Overexpression of manganese superoxide dismutase mitigates ACL injury-induced muscle atrophy, weakness and oxidative damage.

Oxidative stress has been implicated in the etiology of skeletal muscle weakness following joint injury. We investigated longitudinal patient muscle samples following knee injury (anterior cruciate ligament tear). Following injury, transcriptomic analysis revealed downregulation of mitochondrial metabolism-related gene networks, which were supported by reduced mitochondrial respiratory flux rates. Additionally, enrichment of reactive oxygen species (ROS)-related pathways were upregulated in muscle following knee injury, and further investigation unveiled marked oxidative damage in a progressive manner following injury and surgical reconstruction. We then investigated whether antioxidant protection is effective in preventing muscle atrophy and weakness after knee injury in mice that overexpress Mn-superoxide dismutase (MnSOD+/-). MnSOD+/- mice showed attenuated oxidative damage, atrophy, and muscle weakness compared to wild type littermate controls following ACL transection surgery. Taken together, our results indicate that ROS-related damage is a causative mechanism of muscle dysfunction after knee injury, and that mitochondrial antioxidant protection may hold promise as a therapeutic target to prevent weakness and development of disability.

Extracellular vesicle transfer of miR-1 to adipose tissue modifies lipolytic pathways following resistance exercise.

Extracellular vesicles (EVs) have emerged as important mediators of inter-tissue signaling and exercise adaptations. In this human study (n = 32), we provide evidence that muscle-specific microRNA-1 (miR-1) was transferred to adipose tissue via EVs following an acute bout of resistance exercise. Using a multi-model machine learning automation tool, we discovered muscle primary miR-1 transcript and CD63+ EV count in circulation as top explanatory features for changes in adipose miR-1 levels in response to resistance exercise. RNA-sequencing (RNA-seq) and in-silico prediction of miR-1 target genes identified caveolin 2 (CAV2) and tripartite motif containing 6 (TRIM6) as miR-1 target genes downregulated in the adipose tissue of a subset of participants with the highest increases in miR-1 levels following resistance exercise (n = 6). Overexpression of miR-1 in differentiated human adipocyte-derived stem cells downregulated these miR-1 targets and enhanced catecholamine-induced lipolysis. These data identify a potential EV-mediated mechanism by which skeletal muscle communicates to adipose tissue and modulates lipolysis via miR-1.

microRNA-1 Regulates Metabolic Flexibility in Skeletal Muscle via Pyruvate Metabolism.

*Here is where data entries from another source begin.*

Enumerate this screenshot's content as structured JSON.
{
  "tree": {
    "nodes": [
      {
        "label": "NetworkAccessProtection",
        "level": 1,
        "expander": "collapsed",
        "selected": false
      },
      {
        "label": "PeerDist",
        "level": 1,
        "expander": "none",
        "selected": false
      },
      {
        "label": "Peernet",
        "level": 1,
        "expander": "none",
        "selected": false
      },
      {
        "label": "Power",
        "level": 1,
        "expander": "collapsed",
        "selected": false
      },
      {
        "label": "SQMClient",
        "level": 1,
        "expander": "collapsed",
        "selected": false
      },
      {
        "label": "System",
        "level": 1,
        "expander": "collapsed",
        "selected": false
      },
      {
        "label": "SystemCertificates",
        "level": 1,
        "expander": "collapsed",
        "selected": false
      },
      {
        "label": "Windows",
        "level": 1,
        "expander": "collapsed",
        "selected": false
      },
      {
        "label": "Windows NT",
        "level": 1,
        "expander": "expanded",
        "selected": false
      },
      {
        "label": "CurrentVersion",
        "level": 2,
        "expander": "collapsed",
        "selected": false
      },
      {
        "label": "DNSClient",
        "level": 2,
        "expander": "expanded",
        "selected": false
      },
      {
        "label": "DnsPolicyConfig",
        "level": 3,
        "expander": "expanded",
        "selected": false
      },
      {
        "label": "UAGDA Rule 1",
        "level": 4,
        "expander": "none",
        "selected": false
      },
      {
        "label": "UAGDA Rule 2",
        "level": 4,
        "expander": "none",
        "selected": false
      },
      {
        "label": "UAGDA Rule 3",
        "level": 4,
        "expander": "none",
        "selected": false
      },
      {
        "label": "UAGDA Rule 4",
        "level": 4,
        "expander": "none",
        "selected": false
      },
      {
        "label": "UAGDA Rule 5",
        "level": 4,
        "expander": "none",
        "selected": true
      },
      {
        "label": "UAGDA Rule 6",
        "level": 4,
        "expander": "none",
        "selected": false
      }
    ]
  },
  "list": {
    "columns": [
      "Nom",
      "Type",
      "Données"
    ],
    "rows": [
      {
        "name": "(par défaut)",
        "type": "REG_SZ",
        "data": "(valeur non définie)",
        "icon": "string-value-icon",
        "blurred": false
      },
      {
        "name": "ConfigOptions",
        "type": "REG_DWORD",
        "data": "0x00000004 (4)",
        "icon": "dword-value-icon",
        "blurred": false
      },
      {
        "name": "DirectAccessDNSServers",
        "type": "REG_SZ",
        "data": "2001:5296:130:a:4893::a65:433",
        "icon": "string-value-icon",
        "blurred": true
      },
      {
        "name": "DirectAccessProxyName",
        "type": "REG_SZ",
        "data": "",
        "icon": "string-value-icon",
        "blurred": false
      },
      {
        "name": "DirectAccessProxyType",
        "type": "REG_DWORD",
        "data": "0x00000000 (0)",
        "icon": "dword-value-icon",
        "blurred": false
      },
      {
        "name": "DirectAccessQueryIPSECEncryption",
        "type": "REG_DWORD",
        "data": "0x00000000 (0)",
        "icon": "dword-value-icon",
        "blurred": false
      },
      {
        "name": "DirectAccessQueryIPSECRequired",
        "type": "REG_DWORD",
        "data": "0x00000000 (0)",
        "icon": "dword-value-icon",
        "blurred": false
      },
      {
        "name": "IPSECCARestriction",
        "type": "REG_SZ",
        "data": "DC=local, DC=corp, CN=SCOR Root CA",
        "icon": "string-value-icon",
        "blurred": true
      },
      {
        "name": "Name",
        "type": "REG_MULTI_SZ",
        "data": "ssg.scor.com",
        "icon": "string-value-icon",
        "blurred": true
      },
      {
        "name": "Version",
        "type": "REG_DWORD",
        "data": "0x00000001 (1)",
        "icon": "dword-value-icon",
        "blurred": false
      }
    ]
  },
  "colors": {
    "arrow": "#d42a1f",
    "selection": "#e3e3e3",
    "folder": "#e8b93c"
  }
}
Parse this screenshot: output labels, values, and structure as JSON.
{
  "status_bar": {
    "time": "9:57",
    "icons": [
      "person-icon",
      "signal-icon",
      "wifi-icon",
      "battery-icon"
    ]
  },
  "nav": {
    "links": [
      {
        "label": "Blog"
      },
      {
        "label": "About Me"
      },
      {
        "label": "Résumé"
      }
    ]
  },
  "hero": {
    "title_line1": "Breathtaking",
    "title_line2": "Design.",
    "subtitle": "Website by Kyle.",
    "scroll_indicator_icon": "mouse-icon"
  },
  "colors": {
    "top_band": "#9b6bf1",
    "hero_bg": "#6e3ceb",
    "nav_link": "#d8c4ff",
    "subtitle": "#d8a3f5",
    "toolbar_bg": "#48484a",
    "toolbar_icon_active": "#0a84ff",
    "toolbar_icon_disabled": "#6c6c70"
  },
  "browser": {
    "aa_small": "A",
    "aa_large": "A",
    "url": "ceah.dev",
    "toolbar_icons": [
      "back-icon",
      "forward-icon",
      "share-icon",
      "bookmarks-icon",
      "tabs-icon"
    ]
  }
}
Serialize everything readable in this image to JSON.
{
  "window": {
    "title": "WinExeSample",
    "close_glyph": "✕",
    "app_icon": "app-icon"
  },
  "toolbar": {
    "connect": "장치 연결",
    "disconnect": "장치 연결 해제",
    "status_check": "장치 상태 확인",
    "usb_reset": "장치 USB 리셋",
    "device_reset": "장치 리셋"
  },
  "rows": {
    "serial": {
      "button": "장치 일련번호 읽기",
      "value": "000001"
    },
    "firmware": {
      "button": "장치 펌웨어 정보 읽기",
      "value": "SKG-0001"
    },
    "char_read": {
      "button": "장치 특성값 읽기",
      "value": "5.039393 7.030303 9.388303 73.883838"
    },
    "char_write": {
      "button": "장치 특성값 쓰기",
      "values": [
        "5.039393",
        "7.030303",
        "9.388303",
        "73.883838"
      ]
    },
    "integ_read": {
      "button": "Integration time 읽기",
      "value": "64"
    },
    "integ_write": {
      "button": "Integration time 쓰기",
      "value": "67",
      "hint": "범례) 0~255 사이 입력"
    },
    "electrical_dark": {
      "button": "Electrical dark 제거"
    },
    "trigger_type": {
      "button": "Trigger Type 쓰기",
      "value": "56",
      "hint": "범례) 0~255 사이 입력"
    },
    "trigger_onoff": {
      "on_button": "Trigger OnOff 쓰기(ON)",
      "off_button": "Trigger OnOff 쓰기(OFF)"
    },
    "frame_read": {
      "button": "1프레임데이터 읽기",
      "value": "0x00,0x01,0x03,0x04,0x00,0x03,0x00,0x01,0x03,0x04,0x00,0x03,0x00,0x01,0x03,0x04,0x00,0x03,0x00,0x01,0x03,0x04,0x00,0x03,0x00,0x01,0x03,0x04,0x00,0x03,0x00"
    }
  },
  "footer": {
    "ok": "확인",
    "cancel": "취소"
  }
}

MicroRNA-1 (miR-1) is the most abundant miRNA in adult skeletal muscle. To determine the function of miR-1 in adult skeletal muscle, we generated an inducible, skeletal muscle-specific miR-1 knockout (KO) mouse. Integration of RNA-sequencing (RNA-seq) data from miR-1 KO muscle with Argonaute 2 enhanced crosslinking and immunoprecipitation sequencing (AGO2 eCLIP-seq) from human skeletal muscle identified miR-1 target genes involved with glycolysis and pyruvate metabolism. The loss of miR-1 in skeletal muscle induced cancer-like metabolic reprogramming, as shown by higher pyruvate kinase muscle isozyme M2 (PKM2) protein levels, which promoted glycolysis. Comprehensive bioenergetic and metabolic phenotyping combined with skeletal muscle proteomics and metabolomics further demonstrated that miR-1 KO induced metabolic inflexibility as a result of pyruvate oxidation resistance. While the genetic loss of miR-1 reduced endurance exercise performance in mice and in C. elegans, the physiological down-regulation of miR-1 expression in response to a hypertrophic stimulus in both humans and mice causes a similar metabolic reprogramming that supports muscle cell growth. Taken together, these data identify a novel post-translational mechanism of adult skeletal muscle metabolism regulation mediated by miR-1.